I freaked out. I couldn't focus. I walked, I drank. I tried to focus on the next feed station which was about 15 miles away. I just couldn't. I wanted to stop. I wanted the sights and the taste to go away. My throat felt like it was closing up. As if the ventilator was in there and all I craved was to whet my whistle with some ice cold water. This is how it was in ICU at that point. Burning up, weak a a kitten and wanting cold cold water.

I got back on the bike at the top of the hill to hit yet another hill but carried on- descent soon and bomb down to a nice cold drink and hopefully the guys will still be there. The downhill bits were great. With the wind whistling by cooling me down, I managed to get focus and enjoy it again but more uphill bits soon brought that to a stop and eventually I got to the feed station.

Over in the shade I sat down with Jon and Mark and I was a mess. I wanted to throw up. I wanted to stop. I felt defeated and all I could see again was the view from the ICU bed. Later on, Jon had said I was talking weirdly and was really not myself at all. I had told them what was happening- that what I actually needed was a cold Coke which would not only give me an energy boost but also take my mind off cold water in a vague hope of getting rid of the flashback. I also asked for them to lead in in for the last 20 miles. I texted Helen. I had agreed if any flashbacks happen, I'd tell her straight away and if needed she's talk me down. I was sort of ok and so said I'd ring once we'd finished. I pulled myself together and we set off. 20 min out, and I was suffering again. I was dropping behind and could keep no pace at all. Totally not like me- this section was on the flat and I can tap out a good and steady rhythm - in fact it's usually me on the front! What was going on with me! FFS!!!

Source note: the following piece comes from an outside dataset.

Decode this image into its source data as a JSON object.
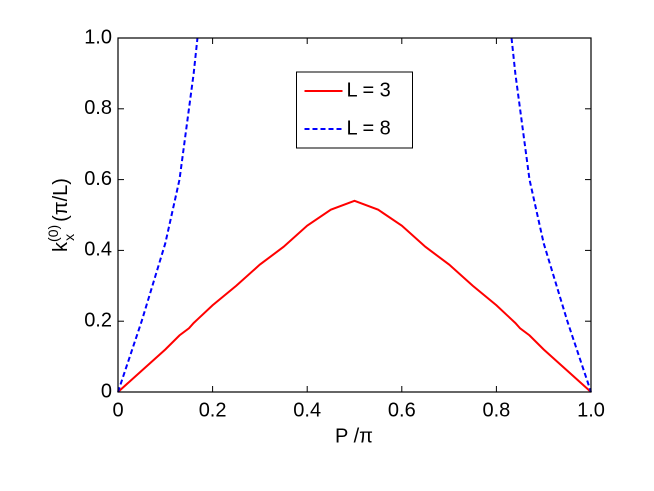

We then came across a place called Aqueduct Marina. There as a tea rooms sign so Jon decided i need to stop again and get some Coke inside me. We had 8 miles to go. Another 10 min stop and we set off BUT this time I was improving and we trained it back in with Mark on the front. I remember saying to him at one point- if he wanted to pick up the tempo to just do it- there was no way I had anything left to go on the front but I could keep pace almost as if on autopilot. We made it back. According to Strava I had a 'moving' time of 5:22:50 with an elapsed time of 6:54:35 that's alot of recovery time!!

Having said that, Dale was still out on the course and was a further 10 mins behind us with elapsed time of 7:05:29 and a moving time of 5:56:42

Temperature played a massive part in to this days occurrences and triggered things that need to stay compartmentalised. I guess it shows how random flashback triggers can be for me. No way did I ever see that one coming but I guess more regular hydration was needed: I'd had a pee at 0930 and then nothing until I got home at 2030 ish. I n that time I'd drunk about 4 litres of water and 4 litres of Coke. On the course I ate hardly anything as it's always mush- porridge for breakfast then it's a case of gels, bars and bananas.... needed something salty so we eventually got chips on the way home. On route I also take Magnesium Phosphate (Mag Phos 8) tablets- down a load at each stop to help with cramping.

Finally, can I once again thank Mark and Jon for towing me in. They didn't have to but then that is what cycling is about. It's a team effort and they were fantastic. Thanks guys. And big congrats to Mark and Dale for getting up Mow Cop... great job!